Man muss sich darüber im Klaren sein, dass gerade in kleineren Firmen Flexibilität bedeutet, dass jeder Mitarbeiter fast alles können muss. Das ist unrealistisch. Schaffen Sie also bloß nicht wahllos ihre Hierarchien ab. Anarchie ist keine Antwort. Und das selbst geführte Unternehmen ist ein schönes Ziel, aber schwer zu erreichen. Die Mit­arbeiter brauchen jemanden, der in den Grundzügen die Richtung vorgibt. Wie man dann dorthin kommt, sollte gemeinsame Aufgabe aller Beschäftigten sein. Wichtig sind klare Zuständigkeiten. Lassen Sie den Mitarbeitern ihr Spezialistentum. Im Rahmen dessen sollten sie aber mehr Handlungsspielräume bekommen. Denken Sie statt in einer Linienorganisation besser in Verantwortungskreisen.

Welche Fehler sollte ich unbedingt vermeiden?
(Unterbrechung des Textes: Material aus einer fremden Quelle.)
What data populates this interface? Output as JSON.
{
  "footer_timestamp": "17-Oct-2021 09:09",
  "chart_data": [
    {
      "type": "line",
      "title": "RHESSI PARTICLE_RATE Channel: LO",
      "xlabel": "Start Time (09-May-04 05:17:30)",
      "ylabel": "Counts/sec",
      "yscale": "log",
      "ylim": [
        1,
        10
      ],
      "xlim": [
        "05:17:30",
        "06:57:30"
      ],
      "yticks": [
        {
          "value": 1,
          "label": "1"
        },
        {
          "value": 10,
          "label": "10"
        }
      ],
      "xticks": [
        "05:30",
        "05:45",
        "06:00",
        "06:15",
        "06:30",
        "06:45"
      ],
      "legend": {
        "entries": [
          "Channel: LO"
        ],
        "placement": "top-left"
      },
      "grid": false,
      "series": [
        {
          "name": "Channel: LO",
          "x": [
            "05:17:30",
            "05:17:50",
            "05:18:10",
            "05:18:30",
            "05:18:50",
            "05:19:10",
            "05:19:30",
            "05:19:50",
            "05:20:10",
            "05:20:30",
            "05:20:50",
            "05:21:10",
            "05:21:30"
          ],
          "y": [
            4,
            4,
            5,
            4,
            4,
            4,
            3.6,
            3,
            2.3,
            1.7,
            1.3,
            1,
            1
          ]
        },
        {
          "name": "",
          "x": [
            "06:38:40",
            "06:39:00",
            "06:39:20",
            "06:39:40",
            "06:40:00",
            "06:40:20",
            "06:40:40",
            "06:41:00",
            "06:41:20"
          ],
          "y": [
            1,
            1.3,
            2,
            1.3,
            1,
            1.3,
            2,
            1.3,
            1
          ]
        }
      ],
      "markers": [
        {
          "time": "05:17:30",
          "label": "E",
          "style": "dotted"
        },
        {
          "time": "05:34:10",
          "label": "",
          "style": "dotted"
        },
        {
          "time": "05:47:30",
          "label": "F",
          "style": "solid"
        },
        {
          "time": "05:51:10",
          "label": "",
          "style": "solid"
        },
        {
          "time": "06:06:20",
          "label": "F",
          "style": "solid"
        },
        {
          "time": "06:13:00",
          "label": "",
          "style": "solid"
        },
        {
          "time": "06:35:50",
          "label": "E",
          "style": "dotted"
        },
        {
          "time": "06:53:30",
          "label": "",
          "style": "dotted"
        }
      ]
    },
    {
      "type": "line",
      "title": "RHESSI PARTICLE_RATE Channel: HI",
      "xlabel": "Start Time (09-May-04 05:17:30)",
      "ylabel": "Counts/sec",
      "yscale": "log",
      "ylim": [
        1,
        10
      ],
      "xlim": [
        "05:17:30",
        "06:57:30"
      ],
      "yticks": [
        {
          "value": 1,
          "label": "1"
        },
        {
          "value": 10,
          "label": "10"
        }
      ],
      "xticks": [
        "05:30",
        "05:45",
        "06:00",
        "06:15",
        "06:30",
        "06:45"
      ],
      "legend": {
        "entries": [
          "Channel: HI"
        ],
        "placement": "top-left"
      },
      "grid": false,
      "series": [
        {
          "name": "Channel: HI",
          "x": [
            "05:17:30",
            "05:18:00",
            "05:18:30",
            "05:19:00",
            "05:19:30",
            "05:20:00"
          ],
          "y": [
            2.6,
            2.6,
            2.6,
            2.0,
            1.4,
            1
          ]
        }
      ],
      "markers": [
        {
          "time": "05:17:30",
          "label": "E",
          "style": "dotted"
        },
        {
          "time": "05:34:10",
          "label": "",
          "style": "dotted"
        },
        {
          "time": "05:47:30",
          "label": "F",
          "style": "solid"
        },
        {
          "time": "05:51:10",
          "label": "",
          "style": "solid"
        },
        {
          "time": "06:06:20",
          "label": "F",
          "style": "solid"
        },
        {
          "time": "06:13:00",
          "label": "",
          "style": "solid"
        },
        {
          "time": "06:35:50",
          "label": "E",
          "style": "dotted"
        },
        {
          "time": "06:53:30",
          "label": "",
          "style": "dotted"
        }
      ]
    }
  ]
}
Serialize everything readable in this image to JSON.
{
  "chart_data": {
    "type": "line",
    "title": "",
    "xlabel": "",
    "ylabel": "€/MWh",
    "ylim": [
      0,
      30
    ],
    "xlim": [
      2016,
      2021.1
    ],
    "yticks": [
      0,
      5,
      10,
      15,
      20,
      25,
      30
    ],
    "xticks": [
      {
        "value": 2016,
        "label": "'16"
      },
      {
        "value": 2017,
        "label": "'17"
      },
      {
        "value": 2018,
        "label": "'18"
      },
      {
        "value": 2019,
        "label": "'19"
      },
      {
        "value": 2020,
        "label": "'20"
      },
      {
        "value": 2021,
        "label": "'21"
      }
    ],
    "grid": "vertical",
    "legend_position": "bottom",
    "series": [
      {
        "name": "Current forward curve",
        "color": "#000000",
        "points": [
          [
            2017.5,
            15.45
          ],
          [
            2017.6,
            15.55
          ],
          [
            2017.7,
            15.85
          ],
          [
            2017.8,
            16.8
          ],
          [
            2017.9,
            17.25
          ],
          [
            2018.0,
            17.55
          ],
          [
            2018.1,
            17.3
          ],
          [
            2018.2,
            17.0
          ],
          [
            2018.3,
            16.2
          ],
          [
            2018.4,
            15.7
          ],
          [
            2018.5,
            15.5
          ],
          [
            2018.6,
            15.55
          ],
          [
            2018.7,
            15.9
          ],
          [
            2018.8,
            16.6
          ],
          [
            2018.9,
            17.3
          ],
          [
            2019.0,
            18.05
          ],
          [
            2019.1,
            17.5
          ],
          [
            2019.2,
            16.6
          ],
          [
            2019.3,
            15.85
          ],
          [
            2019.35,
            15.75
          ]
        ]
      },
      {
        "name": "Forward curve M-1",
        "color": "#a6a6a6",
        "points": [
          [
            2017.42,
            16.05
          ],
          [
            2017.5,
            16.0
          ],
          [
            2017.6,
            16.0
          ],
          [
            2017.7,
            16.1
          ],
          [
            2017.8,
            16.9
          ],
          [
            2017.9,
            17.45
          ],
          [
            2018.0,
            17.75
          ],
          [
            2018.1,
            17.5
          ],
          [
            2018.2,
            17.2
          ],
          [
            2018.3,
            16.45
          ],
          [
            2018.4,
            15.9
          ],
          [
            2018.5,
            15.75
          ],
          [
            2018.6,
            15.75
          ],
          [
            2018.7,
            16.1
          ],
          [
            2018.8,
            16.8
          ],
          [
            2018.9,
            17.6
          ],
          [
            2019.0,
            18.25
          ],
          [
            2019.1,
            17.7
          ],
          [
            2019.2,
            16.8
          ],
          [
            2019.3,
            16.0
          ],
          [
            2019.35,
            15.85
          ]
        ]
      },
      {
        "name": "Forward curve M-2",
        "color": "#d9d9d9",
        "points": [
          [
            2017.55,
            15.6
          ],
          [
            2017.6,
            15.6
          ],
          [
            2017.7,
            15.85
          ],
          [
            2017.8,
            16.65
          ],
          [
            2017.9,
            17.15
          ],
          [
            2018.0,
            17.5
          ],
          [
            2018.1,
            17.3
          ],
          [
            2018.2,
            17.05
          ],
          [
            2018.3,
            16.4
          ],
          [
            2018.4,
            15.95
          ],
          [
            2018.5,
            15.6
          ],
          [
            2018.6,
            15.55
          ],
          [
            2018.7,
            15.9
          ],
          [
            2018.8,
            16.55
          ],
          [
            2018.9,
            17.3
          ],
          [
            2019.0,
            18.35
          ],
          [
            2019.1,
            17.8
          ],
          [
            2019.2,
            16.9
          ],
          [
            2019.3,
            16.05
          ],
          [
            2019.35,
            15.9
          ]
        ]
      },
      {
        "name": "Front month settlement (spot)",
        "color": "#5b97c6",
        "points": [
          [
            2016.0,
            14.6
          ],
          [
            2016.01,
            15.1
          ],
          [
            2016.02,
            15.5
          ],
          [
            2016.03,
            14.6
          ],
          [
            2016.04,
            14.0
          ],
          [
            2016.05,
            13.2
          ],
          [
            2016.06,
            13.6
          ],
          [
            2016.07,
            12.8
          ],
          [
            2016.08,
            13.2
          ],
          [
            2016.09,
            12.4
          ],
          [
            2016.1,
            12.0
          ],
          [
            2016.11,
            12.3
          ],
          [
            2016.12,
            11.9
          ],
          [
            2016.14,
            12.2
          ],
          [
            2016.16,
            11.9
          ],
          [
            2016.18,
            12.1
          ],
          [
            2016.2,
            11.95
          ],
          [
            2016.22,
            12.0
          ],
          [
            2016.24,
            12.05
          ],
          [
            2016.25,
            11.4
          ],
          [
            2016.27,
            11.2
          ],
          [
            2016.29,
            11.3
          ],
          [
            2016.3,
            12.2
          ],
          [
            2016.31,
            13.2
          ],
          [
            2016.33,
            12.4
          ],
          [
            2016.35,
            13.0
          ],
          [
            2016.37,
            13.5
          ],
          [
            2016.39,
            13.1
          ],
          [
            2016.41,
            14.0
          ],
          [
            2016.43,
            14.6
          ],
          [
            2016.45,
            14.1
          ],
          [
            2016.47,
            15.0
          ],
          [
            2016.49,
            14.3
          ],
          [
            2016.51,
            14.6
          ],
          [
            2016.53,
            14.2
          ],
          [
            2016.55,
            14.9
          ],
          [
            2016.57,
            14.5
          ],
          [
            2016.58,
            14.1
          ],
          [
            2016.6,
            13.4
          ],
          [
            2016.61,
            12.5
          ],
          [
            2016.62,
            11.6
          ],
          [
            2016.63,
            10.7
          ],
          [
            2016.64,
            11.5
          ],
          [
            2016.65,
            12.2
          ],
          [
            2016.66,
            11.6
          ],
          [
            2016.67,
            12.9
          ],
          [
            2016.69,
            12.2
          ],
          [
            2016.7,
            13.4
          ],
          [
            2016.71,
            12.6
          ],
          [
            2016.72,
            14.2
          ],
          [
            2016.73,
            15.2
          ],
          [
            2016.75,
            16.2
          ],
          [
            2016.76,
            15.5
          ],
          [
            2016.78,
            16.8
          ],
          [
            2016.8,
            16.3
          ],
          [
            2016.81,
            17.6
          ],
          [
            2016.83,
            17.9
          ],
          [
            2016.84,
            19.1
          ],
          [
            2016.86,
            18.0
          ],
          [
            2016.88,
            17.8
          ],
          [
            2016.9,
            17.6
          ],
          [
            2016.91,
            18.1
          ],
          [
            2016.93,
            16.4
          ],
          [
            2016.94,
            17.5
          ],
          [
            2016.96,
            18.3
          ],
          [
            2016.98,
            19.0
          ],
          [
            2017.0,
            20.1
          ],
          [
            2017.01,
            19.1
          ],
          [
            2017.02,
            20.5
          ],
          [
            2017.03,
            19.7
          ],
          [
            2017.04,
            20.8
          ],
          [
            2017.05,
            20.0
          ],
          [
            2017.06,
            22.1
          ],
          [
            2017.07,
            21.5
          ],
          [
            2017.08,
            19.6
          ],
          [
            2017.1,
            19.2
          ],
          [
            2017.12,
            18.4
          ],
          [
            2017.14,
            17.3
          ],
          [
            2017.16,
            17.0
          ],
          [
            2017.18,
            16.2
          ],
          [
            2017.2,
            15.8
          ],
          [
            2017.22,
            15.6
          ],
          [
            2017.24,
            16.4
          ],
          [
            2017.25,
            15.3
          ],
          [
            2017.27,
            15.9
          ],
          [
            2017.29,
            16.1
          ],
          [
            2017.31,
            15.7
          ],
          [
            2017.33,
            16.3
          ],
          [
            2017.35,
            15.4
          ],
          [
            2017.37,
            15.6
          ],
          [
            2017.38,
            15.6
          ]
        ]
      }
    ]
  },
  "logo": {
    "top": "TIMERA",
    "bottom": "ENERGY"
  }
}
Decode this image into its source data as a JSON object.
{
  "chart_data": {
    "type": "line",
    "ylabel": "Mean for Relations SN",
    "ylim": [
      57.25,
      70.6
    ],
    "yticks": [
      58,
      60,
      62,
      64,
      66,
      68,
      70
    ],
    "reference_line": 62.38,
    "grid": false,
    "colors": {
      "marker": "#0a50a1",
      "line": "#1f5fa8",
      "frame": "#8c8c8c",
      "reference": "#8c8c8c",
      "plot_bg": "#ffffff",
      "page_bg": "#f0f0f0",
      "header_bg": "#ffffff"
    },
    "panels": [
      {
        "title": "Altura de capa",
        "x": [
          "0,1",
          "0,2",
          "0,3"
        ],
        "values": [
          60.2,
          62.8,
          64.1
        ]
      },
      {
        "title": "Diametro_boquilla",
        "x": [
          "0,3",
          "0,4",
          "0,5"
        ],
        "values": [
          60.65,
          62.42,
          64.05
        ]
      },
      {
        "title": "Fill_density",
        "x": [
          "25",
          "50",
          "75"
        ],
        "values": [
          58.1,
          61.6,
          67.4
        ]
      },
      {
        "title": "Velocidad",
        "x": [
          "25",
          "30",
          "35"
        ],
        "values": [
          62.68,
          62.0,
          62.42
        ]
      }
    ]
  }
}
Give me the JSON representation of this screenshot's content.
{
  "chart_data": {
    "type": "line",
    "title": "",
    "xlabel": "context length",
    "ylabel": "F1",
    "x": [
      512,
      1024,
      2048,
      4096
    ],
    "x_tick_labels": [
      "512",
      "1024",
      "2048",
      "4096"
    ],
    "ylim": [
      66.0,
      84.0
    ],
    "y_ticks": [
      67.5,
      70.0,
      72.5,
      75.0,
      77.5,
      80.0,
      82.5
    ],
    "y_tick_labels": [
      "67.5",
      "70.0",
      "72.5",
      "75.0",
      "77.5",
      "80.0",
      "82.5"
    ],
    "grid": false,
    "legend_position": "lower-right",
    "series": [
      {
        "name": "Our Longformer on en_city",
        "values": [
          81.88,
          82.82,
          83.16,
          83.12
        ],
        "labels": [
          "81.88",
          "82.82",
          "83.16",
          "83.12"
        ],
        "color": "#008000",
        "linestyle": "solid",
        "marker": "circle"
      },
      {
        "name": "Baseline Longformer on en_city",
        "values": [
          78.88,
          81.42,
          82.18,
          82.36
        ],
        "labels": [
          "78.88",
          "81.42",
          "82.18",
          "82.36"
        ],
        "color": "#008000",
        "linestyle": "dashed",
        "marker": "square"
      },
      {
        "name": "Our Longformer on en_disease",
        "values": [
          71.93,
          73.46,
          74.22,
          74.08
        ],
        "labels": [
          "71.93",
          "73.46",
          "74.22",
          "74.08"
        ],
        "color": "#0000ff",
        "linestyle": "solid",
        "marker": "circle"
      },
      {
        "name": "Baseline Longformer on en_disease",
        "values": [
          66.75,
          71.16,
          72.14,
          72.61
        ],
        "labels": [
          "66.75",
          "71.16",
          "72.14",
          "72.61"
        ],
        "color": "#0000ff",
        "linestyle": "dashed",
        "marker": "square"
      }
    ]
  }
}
Viele Chefs sprechen von mehr Eigenverantwortung der Mitarbeiter, aber im Zweifelsfall mischen sie sich dann trotzdem ein. Das geht nicht. Freiraum haben die Mit­arbeiter nur, wenn sie auch das Gefühl haben, dass ihre Entscheidungen Bestand haben und nicht vom Chef gleich wieder weggewischt werden. Als Chef sollten Sie nicht mehr der Flaschenhals der Firma sein wollen, sondern dafür sorgen, dass der Laden auch ohne Sie läuft. In Mitarbeitern steckt oft viel mehr Potenzial, als Sie denken! Außerdem gilt es, die vorhin beschriebenen Höhenflüge zu vermeiden. Lernen Sie laufen, bevor Sie Rad fahren wollen. Das heißt: erst die Basics klären, wer für welche Stelle am richtigen Platz ist, wer als Führungskraft geeignet ist, wer wann Ansprechpartner ist et cetera. Wenn der Brandschutz funktioniert, muss man nicht dauernd Feuerwehr spielen.